Gigabyte Z170X Designare Storage Benchmarks
This has quite a few storage options, so it’s only fair that we try to test against other motherboards that are similarly equipped. With enough SATA ports to allow for a small and workable RAID and other storage options to let you have a very fast workstation where the storage bottleneck will be lessened, somewhat. We’ll delve into each individual storage option and check out the transfer speeds of the external ports as well. We’re particularly excited about Thunderbolt 3, of course.
Just as expected, the SATA controller, being Intel in origin, does well here. We see a small difference due to variances in testing. It’s perfectly capable, and quite fast for any SSD.
The M.2 drive is the equal of anything in its class, fast and rather fun to play with. We see the slot pretty much saturate the PCIe 3.0 x4 lanes, reaching near its limit. It’s fast, and through several tests it remains the same.
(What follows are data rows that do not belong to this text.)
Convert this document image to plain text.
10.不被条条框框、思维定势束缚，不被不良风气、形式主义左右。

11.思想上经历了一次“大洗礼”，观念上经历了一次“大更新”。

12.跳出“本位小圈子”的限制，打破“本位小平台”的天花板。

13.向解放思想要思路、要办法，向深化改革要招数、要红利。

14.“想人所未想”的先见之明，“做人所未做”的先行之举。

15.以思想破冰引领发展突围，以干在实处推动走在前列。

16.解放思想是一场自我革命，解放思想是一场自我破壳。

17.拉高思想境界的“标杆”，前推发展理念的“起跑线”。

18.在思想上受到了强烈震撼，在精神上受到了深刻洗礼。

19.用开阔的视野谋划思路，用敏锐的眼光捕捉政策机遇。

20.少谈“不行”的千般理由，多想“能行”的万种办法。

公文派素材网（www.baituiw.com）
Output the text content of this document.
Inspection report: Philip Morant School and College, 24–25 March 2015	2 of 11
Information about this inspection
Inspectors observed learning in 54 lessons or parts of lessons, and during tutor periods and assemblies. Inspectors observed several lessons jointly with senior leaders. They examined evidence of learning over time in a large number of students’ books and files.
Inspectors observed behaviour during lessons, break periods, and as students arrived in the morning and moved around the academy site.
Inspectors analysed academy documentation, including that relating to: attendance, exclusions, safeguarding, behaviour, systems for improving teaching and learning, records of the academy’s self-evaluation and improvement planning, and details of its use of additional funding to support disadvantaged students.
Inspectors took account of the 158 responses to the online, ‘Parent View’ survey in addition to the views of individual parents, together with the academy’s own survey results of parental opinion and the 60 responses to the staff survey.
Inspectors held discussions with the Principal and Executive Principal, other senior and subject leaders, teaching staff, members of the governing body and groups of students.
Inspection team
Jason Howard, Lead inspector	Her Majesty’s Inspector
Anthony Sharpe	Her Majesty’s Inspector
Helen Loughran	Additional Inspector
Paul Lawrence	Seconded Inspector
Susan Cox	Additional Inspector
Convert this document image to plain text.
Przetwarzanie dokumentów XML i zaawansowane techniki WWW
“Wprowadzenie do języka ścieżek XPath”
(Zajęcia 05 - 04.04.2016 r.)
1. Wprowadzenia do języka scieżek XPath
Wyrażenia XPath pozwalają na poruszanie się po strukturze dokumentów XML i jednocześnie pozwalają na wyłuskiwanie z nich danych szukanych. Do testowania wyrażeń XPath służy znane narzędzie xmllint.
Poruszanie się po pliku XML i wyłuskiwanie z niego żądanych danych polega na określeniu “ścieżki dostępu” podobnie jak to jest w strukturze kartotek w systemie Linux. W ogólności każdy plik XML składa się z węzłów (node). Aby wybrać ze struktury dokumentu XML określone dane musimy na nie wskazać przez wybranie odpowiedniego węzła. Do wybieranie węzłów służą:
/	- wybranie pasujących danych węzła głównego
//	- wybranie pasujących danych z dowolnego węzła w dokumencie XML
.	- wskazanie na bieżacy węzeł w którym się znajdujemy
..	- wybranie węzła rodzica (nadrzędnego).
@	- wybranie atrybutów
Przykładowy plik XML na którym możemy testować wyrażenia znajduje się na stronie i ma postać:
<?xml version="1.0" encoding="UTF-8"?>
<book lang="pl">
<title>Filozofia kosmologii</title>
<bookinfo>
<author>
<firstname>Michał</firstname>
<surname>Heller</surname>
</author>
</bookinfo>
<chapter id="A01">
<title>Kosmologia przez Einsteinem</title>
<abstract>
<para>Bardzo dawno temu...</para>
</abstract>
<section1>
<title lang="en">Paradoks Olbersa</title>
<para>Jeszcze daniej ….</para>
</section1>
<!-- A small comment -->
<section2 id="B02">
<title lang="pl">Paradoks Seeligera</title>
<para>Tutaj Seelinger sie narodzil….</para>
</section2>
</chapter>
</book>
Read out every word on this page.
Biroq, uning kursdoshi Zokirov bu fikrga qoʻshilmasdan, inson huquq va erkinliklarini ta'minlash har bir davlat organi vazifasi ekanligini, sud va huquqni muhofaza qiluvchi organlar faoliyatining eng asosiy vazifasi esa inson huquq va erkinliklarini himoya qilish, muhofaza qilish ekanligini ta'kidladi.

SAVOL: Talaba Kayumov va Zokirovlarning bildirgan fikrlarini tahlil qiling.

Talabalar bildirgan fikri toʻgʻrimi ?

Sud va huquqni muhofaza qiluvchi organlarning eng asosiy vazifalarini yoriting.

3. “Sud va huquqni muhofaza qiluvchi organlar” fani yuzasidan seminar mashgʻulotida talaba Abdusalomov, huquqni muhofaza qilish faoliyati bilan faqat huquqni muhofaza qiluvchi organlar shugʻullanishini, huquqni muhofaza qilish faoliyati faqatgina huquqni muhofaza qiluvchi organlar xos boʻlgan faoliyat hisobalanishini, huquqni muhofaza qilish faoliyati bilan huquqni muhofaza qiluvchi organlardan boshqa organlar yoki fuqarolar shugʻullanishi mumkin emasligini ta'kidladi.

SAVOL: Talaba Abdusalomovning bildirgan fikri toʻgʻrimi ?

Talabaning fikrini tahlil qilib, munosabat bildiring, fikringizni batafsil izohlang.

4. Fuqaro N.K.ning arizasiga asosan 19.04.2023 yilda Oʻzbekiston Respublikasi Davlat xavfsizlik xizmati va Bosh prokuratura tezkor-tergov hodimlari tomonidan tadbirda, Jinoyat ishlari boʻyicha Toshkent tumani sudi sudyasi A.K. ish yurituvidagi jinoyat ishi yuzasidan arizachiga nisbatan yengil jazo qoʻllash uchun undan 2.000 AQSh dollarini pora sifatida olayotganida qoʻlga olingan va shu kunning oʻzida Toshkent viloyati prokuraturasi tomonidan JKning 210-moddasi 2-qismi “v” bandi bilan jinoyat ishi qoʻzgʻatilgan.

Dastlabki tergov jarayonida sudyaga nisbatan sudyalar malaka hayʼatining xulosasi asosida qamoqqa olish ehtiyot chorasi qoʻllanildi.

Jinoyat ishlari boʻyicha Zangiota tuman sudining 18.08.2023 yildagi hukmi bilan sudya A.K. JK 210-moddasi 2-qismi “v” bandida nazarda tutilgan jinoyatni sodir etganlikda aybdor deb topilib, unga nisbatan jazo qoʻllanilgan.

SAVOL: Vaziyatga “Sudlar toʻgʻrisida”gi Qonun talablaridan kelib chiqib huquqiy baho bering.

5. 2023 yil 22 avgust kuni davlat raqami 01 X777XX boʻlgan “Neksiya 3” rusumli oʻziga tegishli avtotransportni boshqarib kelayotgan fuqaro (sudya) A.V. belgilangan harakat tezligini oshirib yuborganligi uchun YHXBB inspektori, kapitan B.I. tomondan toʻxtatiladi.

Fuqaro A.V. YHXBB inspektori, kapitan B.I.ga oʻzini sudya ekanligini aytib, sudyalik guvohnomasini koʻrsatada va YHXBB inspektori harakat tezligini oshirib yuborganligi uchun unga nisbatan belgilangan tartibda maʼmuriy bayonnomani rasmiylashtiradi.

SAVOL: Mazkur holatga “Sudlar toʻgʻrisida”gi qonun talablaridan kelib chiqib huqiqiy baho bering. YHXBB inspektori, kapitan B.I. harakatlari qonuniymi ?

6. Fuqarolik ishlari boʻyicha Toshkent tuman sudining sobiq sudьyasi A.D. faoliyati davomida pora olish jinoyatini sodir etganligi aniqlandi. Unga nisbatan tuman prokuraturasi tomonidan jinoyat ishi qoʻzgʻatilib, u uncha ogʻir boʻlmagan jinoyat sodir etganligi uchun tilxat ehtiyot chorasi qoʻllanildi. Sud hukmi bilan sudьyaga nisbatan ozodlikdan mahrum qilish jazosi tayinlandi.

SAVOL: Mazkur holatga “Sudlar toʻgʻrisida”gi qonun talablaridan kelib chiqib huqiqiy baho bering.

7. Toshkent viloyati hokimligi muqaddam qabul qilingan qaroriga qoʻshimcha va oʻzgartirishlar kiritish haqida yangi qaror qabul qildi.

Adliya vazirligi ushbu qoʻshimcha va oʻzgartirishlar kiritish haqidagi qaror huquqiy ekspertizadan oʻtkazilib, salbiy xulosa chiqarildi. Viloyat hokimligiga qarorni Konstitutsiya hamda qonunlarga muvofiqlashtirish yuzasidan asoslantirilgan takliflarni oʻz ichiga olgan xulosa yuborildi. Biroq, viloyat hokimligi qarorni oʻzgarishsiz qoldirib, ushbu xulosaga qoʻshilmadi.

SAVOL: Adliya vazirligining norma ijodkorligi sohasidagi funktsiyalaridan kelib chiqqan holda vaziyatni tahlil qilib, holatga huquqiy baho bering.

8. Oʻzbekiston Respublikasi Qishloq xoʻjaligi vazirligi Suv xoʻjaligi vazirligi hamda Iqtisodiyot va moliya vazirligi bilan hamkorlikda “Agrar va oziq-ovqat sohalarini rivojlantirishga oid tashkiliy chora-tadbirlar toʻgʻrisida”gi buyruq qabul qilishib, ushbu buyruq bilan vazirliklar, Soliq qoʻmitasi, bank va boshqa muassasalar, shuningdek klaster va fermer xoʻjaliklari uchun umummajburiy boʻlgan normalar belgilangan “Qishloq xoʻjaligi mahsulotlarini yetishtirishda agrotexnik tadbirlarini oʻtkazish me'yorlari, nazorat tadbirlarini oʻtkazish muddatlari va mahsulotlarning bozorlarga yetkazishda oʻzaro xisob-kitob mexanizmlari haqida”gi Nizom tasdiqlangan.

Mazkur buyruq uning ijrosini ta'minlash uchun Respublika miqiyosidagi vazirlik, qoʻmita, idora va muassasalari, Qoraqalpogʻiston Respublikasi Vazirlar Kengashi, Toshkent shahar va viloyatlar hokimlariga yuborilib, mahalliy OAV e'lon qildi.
Now, U.2 has slightly higher bandwidth available to it, as we can see. Again, we’re reaching near the saturation point where it’s transferring as quickly as it can, which is quite impressive. It’s well within range of any of its competitors.
Moving on to the external connectors we see that the USB 3.0 controller, an Intel one of course, is capable of filling the port to capacity. It’s saturated quite well here too, and as fast as it’ll ever be. Which isn’t so bad with a proper external drive connected. 362MB/s read and 299MB/s write are quite good, and faster than all but the X99-Ultra Gaming, which has only slightly higher write speeds. The result is a good one, well within range of its competitors.
USB 3.1 Type C
USB 3.1 Type C has the incredible ability to keep read and write speeds nearly the same, something to do with how the controller on the Samsung T3 seems to work. Regardless, we’re seeing incredible and very much expected speeds. It’s a quick little bugger.
Thunderbolt 3 has had a very exciting introduction, bringing us an actual viable external graphics mechanism for our mobile workstations and also letting us connect a tremendous amount of peripherals that interact with your PC almost as if they’re internally connected. Here we’re using the USB 3.1 Type C connector, though connected with both a USB 3.1 connector and a Thunderbolt 3 connector (Thund3rbolt?). Regardless, it’s capable of some extreme speeds, as evidenced by connecting our AKiTiO Thunder3 device with an Intel 750 SSD inside. Compared to using M.2, write speeds are slightly lower, though still faster than you’ll ever notice anyway. At least for anything you’ll do on a consumer product. We didn’t test tons of devices daisy-chained together (we don’t have that many), but that might end up being a standard test in the future once we acquire and collect more devices.